Gender imbalance in the film industry
Collecting the right data to solve inequity
Nance Ackerman, Ariella Pahlke and Teresa MacInnes, co-directors of the documentary Conviction, an award-winning collaborative film that envisions alternatives to prison through the eyes of women behind bars, and what they would have needed in their lives to avoid incarceration.
Photo: Kent Nason
Although gender inequity in the film industry has been a well-documented problem for decades, the industry remains heavily dominated by men. That fact was underscored for Australian researcher Deb Verhoeven when she received an email showing women’s participation rates in her country’s film industry were lower than when she had started working as an industry lobbyist 30 years beforehand. Now Verhoeven, a Canada 150 Research Chair in Gender and Cultural Informatics at the University of Alberta, is launching a new project that looks at the issue from a different angle.
The wrong data sends the wrong message
The realization that the industry hadn’t changed in all that time was jarring for Verhoeven. Her first reaction was a sense of failure, as though she hadn’t done enough. Her second was to question the data itself—and whether it was even the right data to be looking at.
Data on labour market inequity usually takes the form of headcounts or participation rates, but Verhoeven says those numbers tell the wrong story. She realized that the real problem isn’t that the labour numbers are unequal; it’s that the relationships in the industry are unequal.
“Focusing on women’s participation masks that issue,” she says. “It implies that they’re the ones who need to do something differently, but they’re not the ones with the power to change things.”
Looking to the source of the problem
Instead, she started collecting and analyzing data on men in the film industry: their behaviours, their social networks, who they do and don’t work with. She believes this kind of data can help identify the key players who are creating and upholding inequity, as well as what motivates them to do so. Those details can then inform the development of policies aimed at changing those behaviours.
In Because We Are Girls, director Baljit Sangra documents the powerful story of an Indo-Canadian family in small-town British Columbia who must come to terms with a devastating secret: three sisters were sexually abused from childhood by an older relative. After remaining silent for nearly two and a half decades, the sisters decide to come forward—not only to protect other young relatives, but to set an example for their daughters as well.
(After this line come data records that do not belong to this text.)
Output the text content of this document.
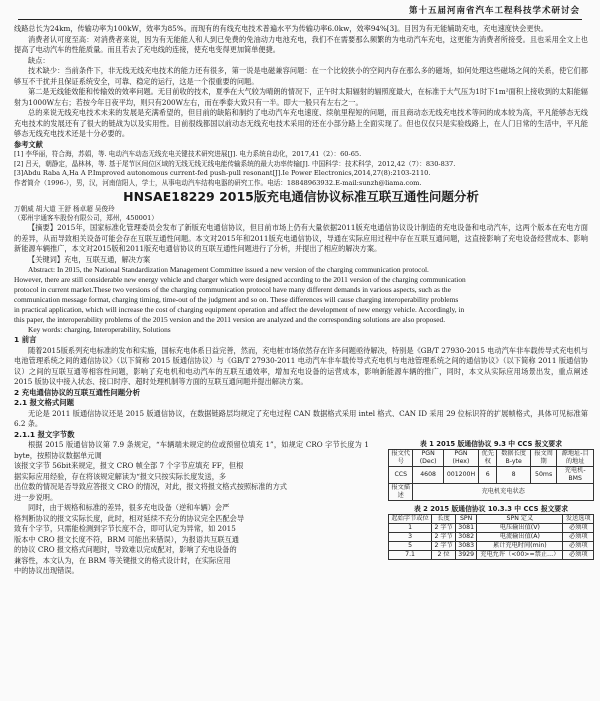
第十五届河南省汽车工程科技学术研讨会

线路总长为24km，传输功率为100kW，效率为85%。而现有的有线充电技术普遍水平为传输功率6.0kw，效率94%[3]。目因为有无能辅助充电，充电速度快会更快。

消费者认可度至高：对消费者来说，因为有无能能人和人到已免费的免油动力电池充电，我们不在需要那么频繁的为电动汽车充电，这更能为消费者所接受。且也采用全文上也提高了电动汽车的性能质量。而且若去了充电线的连接，使充电变得更加简单便捷。

缺点：

技术缺少：当前条件下，非无线无线充电技术的能力还有很多，第一说是电磁兼容问题：在一个比较狭小的空间内存在那么多的磁场，如何处理这些磁场之间的关系，使它们都够互不干扰并且保证系统安全，可靠、稳定的运行，这是一个很重要的问题。

第二是无线能效能和传输效的效率问题。无目前收的技术，夏季在大气较为晴朗的情况下，正午时太阳辐射的辐照度最大，在标准于大气压为1时下1m²面积上接收到的太阳能辐射为1000W左右；若按今年日夜平均，则只有200W左右，而在季泰大致只有一半。即大一般只有左右之一。

总的来说无线充电技术未来的发展是充满希望的，但目前的缺陷和制约了电动汽车充电速度、续航里程短的问题，而且商动态无线充电技术等问的成本较为高，平凡能够态无线充电技术的发展还有了很大的链战为以及实用性。目前很线都国以前动态无线充电技术采用的还在小部分路上全面实现了。但也仅仅只是实验线路上，在人门日常的生活中，平凡能够态无线充电技术还是十分必要的。

参考文献

[1] 李华丽，符合海，苏娟，等. 电动汽车动态无线充电关键技术研究进展[J]. 电力系统自动化，2017,41（2）：60-65.

[2] 吕天，朝静定，晶林林，等. 基于尾节区间位区域的无线无线无线电能传输系统的最大功率传输[J]. 中国科学：技术科学，2012,42（7）：830-837.

[3]Abdu Raba A,Ha A P.Improved autonomous current-fed push-pull resonant[J].Ie Power Electronics,2014,27(8):2103-2110.

作者简介（1996-），男，汉，河南信阳人，学士，从事电动汽车结构电器的研究工作。电话：18848963932.E-mail:sunzh@liama.com.

HNSAE18229 2015版充电通信协议标准互联互通性问题分析

万朝威 胡大道 王舒 杨卓超 吴俊玲

（郑州宇通客车股份有限公司，郑州，450001）

【摘要】2015年，国家标准化管理委员会发布了新版充电通信协议，但目前市场上仍有大量依据2011版充电通信协议设计制造的充电设备和电动汽车，这两个版本在充电方面的差异，从而导致相关设备可能会存在互联互通性问题。本文对2015年和2011版充电通信协议，导通在实际应用过程中存在互联互通问题，这直接影响了充电设备经营成本、影响新能源车辆推广，本文对2015版和2011版充电通信协议的互联互通性问题进行了分析，并提出了相应的解决方案。

【关键词】充电，互联互通，解决方案

Abstract: In 2015, the National Standardization Management Committee issued a new version of the charging communication protocol.

However, there are still considerable new energy vehicle and charger which were designed according to the 2011 version of the charging communication

protocol in current market.These two versions of the charging communication protocol have many different demands in various aspects, such as the

communication message format, charging timing, time-out of the judgment and so on. These differences will cause charging interoperability problems

in practical application, which will increase the cost of charging equipment operation and affect the development of new energy vehicle. Accordingly, in

this paper, the interoperability problems of the 2015 version and the 2011 version are analyzed and the corresponding solutions are also proposed.

Key words: charging, Interoperability, Solutions

1 前言

随着2015版系列充电标准的发布和实施，国标充电体系日益完善，然而，充电桩市场依然存在许多问题亟待解决，特别是《GB/T 27930-2015 电动汽车非车载传导式充电机与电池管理系统之间的通信协议》（以下简称 2015 版通信协议）与《GB/T 27930-2011 电动汽车非车载传导式充电机与电池管理系统之间的通信协议》（以下简称 2011 版通信协议）之间的互联互通等相容性问题，影响了充电机和电动汽车的互联互通效率，增加充电设备的运营成本，影响新能源车辆的推广，同时，本文从实际应用场景出发，重点阐述 2015 版协议中接入状态、接口时序、超时处理机制等方面的互联互通问题并提出解决方案。

2 充电通信协议的互联互通性问题分析

2.1 报文格式问题

无论是 2011 版通信协议还是 2015 版通信协议，在数据链路层均规定了充电过程 CAN 数据格式采用 intel 格式、CAN ID 采用 29 位标识符的扩展帧格式，具体可见标准第 6.2 条。

2.1.1 报文字节数

根据 2015 版通信协议第 7.9 条规定，“车辆端未规定的位或预留位填充 1”，如规定 CRO 字节长度为 1 byte，按照协议数据单元调

该报文字节 56bit来规定，报文 CRO 帧全部 7 个字节应填充 FF，但根

据实际应用经验，存在将该规定解读为“报文只按实际长度发送，多

出位数的情况是否导致应答报文 CRO 的情况，对此，报文将报文格式按照标准的方式

进一步说明。

同时，由于规格和标准的差异，很多充电设备（逆和车辆）会严

格判断协议的报文实际长度，此时，相对延续不充分的协议完全匹配会导

致有个字节，只需能检测到字节长度不合，即可认定为异常，如 2015

版本中 CRO 报文长度不符，BRM 可能出来错误），为报语共互联互通

的协议 CRO 报文格式问题时，导致难以完成配对，影响了充电设备的

兼容性，本文认为，在 BRM 等关键报文的格式设计时，在实际应用

中的协议出现错误。

表 1 2015 版通信协议 9.3 中 CCS 报文要求
报文代号	PGN (Dec)	PGN (Hex)	优先权	数据长度 B-yte	报文周期	源地址-目的地址
CCS	4608	001200H	6	8	50ms	充电机-BMS
报文描述	充电机充电状态					
表 2 2015 版通信协议 10.3.3 中 CCS 报文要求
起始字节或位	长度	SPN	SPN 定义	发送选项
1	2 字节	3081	电压输出值(V)	必须项
3	2 字节	3082	电流输出值(A)	必须项
5	2 字节	3083	累计充电时间(min)	必须项
7.1	2 位	3929	充电允许（<00>=禁止…）	必须项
Photo: National Film Board of Canada
In one of her recent studies, she found consistent “headcount” results across the film industries in Australia, Germany and Sweden. In all three countries, over a 10-year period, 40 to 45% of male movie producers had never hired a woman for a senior creative position, while 75% had delivered projects with just one or no women in a creative role—for a total of 80% of all projects with more men than women on the creative team.
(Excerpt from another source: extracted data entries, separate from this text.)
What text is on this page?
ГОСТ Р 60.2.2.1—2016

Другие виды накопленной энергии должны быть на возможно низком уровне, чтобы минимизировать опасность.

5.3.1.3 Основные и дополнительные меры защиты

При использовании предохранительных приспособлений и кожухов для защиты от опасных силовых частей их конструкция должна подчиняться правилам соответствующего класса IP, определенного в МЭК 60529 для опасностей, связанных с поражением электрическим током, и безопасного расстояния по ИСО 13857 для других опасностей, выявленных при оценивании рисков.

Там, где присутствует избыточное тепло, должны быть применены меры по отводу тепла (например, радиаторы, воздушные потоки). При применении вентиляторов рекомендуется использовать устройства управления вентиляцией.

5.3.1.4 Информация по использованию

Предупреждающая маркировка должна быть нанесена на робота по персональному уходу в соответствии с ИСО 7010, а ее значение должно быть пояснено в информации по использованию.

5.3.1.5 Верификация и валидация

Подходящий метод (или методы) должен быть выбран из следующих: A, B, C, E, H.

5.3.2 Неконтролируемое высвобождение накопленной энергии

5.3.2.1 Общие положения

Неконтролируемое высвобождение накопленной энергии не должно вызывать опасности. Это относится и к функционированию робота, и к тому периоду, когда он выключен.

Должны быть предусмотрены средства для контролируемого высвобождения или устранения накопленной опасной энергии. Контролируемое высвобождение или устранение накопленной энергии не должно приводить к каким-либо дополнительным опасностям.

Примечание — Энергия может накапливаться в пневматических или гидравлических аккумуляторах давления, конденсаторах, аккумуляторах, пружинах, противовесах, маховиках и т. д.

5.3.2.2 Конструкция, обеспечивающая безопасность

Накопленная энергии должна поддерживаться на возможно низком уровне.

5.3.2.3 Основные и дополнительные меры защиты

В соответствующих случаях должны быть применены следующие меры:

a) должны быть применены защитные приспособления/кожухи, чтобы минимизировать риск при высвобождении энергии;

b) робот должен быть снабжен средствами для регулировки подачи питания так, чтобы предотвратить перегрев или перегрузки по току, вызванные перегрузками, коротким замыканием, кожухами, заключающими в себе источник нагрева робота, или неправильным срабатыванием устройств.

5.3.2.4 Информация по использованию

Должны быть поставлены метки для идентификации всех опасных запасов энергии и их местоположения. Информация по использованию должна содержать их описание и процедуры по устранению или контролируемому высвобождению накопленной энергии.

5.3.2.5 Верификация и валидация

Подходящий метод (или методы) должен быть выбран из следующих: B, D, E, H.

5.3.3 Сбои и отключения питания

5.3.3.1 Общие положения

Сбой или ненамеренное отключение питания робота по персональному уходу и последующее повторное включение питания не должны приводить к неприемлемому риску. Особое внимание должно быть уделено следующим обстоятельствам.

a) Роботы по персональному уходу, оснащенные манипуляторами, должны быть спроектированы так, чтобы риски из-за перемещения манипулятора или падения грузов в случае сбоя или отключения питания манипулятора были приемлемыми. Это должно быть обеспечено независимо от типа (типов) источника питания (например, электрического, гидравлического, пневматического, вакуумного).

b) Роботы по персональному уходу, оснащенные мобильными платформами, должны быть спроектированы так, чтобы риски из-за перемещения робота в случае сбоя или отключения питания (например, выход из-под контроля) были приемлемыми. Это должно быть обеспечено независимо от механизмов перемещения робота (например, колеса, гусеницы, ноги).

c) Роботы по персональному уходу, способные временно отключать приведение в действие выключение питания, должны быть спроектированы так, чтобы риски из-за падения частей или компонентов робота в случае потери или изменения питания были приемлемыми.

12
Yet despite these statistical similarities, Verhoeven’s research found that the networks underpinning the creative teams were vastly different from country to country.
“That made it clear we weren’t looking for a single, one-size-fits-all policy,” says Verhoeven. “Even though the problem looks the same everywhere, the people and the networks they create are totally different, so we need specific solutions for the industry in each country.”
Testing new solutions
To find those solutions, Verhoeven is working with research partners in Germany, Scotland and Canada to conduct behavioural and network analysis as part of the Gender Equity Policy Analysis project, supported by SSHRC, the German Research Foundation and the UK Economic and Social Research Council through the Open Research Area funding agreement.
Following data collection, including quantitative data as well as qualitative interviews with industry decision-makers, Verhoeven will use a tool developed at the University of Alberta to model the data and conduct “what if” analyses. She’ll test different policy solutions such as adding more women, removing men unwilling to work with women, or giving men more opportunities to share their power.
“This kind of analysis lets us start framing the conditions for what we’d like to see, instead of just describing a bad situation,” says Verhoeven.
Throughout the project, which kicks off in April 2021, Verhoeven and her partners plan to hold summits and work closely with industry partners to ensure their findings and recommendations can be easily applied.
While the primary goal of the project is to change the face of the labour market in the film industry, Verhoeven believes it’s about much more than that.
“Changing who works in the industry changes the kinds of stories that get told,” she says. “That changes who’s being reached by the stories, and how they see themselves represented—and that can change their perspectives and inspire them to new ambitions.”